The Standard & Poor’s 500 Index (“SPX”) advanced 6.41 points yesterday to close at 1102.35. TOT daily traders went 300% short on the opening and have held the position overnight and into today.
Since initiation of the Turov on Timing service on September 30, 1993, our daily trader recommendations have gained 11174.63 cumulative SPX points, compared to a gain of 643.42 points in the index itself over the same period. That’s a ratio of 17.37 to 1.
The super long term perspective for the stock market remains bearish (as it has been since January 2000). I expect that the bear market will resume in earnest in 2010, leading to a possible end to that decade long perspective at lower prices in 2011 or 2012. But we’re certainly not at that point yet.

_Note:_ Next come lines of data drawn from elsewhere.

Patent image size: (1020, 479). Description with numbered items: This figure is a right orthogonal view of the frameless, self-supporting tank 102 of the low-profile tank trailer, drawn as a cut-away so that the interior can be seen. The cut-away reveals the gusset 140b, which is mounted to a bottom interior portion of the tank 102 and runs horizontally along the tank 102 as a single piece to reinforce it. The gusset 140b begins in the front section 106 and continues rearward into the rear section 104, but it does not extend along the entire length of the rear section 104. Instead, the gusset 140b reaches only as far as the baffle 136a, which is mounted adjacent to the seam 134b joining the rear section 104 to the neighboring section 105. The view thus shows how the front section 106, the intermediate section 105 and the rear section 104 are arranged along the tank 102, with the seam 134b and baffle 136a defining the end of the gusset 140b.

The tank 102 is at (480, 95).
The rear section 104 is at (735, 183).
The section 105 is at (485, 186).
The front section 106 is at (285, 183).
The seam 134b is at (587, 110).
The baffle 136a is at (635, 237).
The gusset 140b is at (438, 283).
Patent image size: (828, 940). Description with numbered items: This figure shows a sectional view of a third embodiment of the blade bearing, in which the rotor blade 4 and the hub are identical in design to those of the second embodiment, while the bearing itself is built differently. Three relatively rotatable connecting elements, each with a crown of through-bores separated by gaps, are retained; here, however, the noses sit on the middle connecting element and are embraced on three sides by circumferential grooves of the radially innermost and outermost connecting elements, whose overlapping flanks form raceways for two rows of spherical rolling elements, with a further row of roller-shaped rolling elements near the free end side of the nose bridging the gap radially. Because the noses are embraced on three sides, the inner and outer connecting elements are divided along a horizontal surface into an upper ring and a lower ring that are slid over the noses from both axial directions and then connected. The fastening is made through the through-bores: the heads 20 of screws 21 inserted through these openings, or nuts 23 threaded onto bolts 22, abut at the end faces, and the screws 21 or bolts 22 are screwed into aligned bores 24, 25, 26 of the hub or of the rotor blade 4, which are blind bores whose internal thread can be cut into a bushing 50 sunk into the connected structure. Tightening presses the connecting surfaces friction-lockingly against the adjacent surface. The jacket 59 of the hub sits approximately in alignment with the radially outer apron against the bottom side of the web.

The Intermediate Term Model remains bearish, but not by much. There’s a pretty good chance that the Model will reverse itself within a few days or so
The daily model is bullish today. TOT daily traders are advised to reverse their 300% short position and go 300% long at SPX 1104 stop or at SPX 1101 limit, whichever comes first. If and when you go long, use a 1% sell stop on the position.
Thanks for the opportunity to be of service, and I’ll email you again six hours before the start of tomorrow’s session – or sooner if circumstances warrant.